Alas, that pragmatic and prudent realist no longer exists. Abbott is instead a true believer in the idea that air power, with some Special Forces and army instructors to train the grossly incompetent local army, can help regain Sunni strongholds from Sunni jihadists. Like most Australians, indeed most Americans, he fails to recognize that only a large-scale Iranian-backed Shia militia offensive remains the best hope of defeating the Islamic State jihadists.

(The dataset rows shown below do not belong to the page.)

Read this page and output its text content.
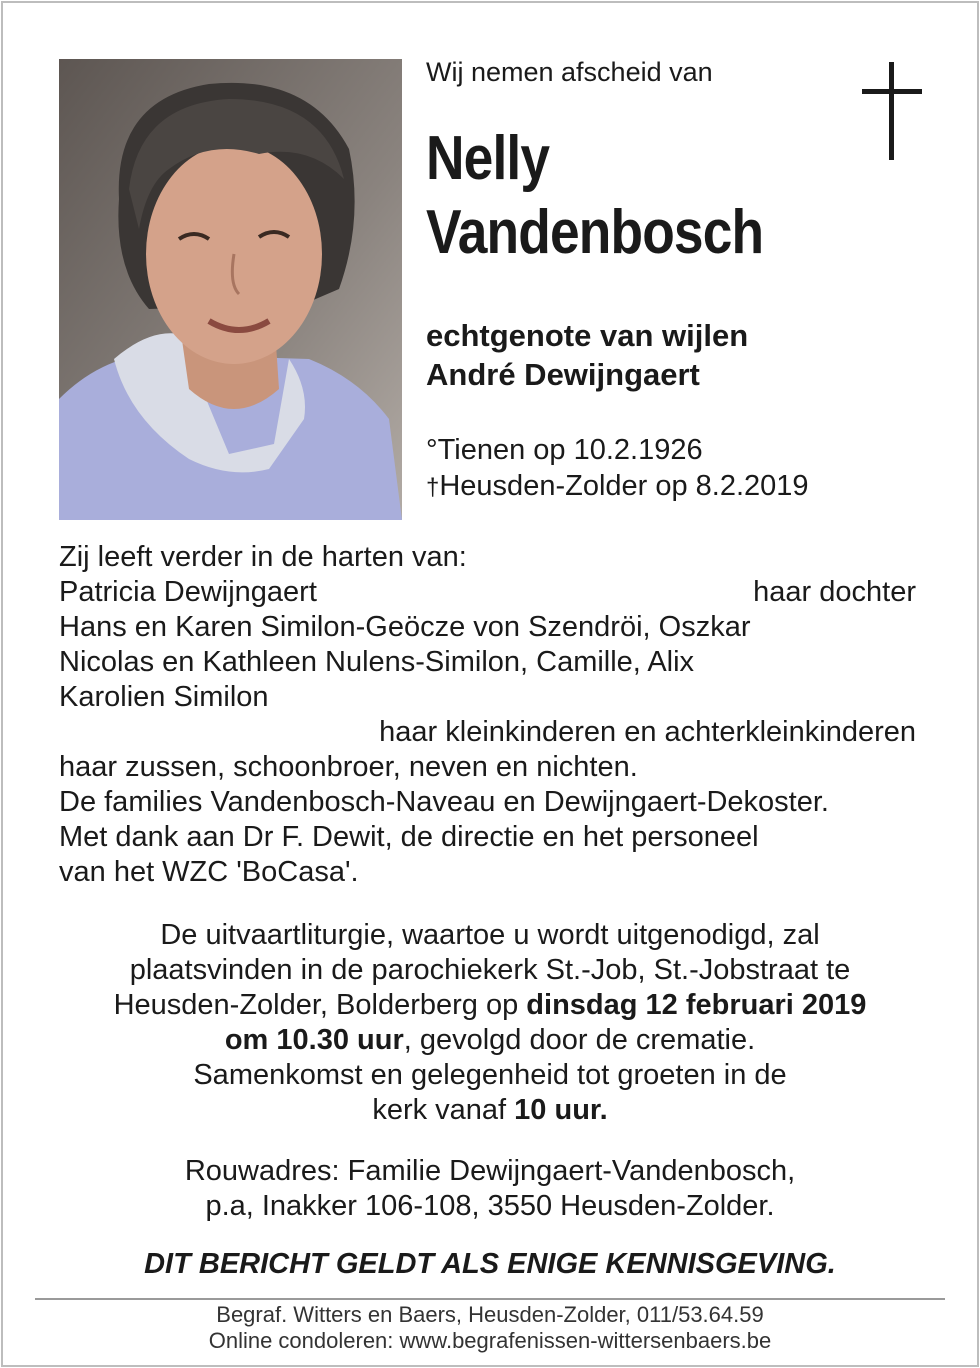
Wij nemen afscheid van
Nelly
Vandenbosch
echtgenote van wijlen
André Dewijngaert
°Tienen op 10.2.1926
†Heusden-Zolder op 8.2.2019
Zij leeft verder in de harten van:
Patricia Dewijngaert	haar dochter
Hans en Karen Similon-Geöcze von Szendröi, Oszkar
Nicolas en Kathleen Nulens-Similon, Camille, Alix
Karolien Similon
haar kleinkinderen en achterkleinkinderen
haar zussen, schoonbroer, neven en nichten.
De families Vandenbosch-Naveau en Dewijngaert-Dekoster.
Met dank aan Dr F. Dewit, de directie en het personeel
van het WZC 'BoCasa'.
De uitvaartliturgie, waartoe u wordt uitgenodigd, zal
plaatsvinden in de parochiekerk St.-Job, St.-Jobstraat te
Heusden-Zolder, Bolderberg op dinsdag 12 februari 2019
om 10.30 uur, gevolgd door de crematie.
Samenkomst en gelegenheid tot groeten in de
kerk vanaf 10 uur.
Rouwadres: Familie Dewijngaert-Vandenbosch,
p.a, Inakker 106-108, 3550 Heusden-Zolder.
DIT BERICHT GELDT ALS ENIGE KENNISGEVING.
Begraf. Witters en Baers, Heusden-Zolder, 011/53.64.59
Online condoleren: www.begrafenissen-wittersenbaers.be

And yet as Henry Kissinger once said: “Each success only buys an admission ticket to a more difficult problem.” Iraqi Sunnis view the Shia militia as an alien occupation army that would more than likely commit plenty of atrocities of their own. If the Islamic State fanatics are indeed defeated, moreover, the likely winner would be Iran, a terrorist-sponsoring Shia power that wants to dominate the region.
Like Americans, Australians are understandably spooked by the footage of beheadings of western and Japanese hostages. Little do they know, however, that those carefully choreographed video links are designed to lure us into Iraq. They understandably shock our sensitivities. But with our intervention we are taking the terrorists’ bait. “The biggest proponent of an American invasion,” says Graeme Wood in a widely read article in The Atlantic, “is the Islamic State itself.”
Meanwhile, by intervening in post-Saddam Hussein Iraq for the second time in as many decades, we are reaffirming the potent Sunni narrative that the West is in cahoots with the Shia-run regime in Baghdad. To the extent that such attitudes prevail, and Sunnis feel their loss of power and influence is absolute, many will continue to tolerate or even join Sunni jihadists. In other words, far from draining the swamps of Sunni jihadism, we are likely to replenish them. How the national interest of Australia or the U.S. is served by increasing the prospects of that outcome is not clear.
Unfashionable though it is to say so, we Australians and Americans should keep out of this mess-in-potamia and let the rival sectarian groups settle their differences and reach a political settlement, perhaps even a partition of this arbitrarily created state and ethnically fractured society. Iraq is ultimately a Shia–Sunni war, not ours—unless we continue to make it so.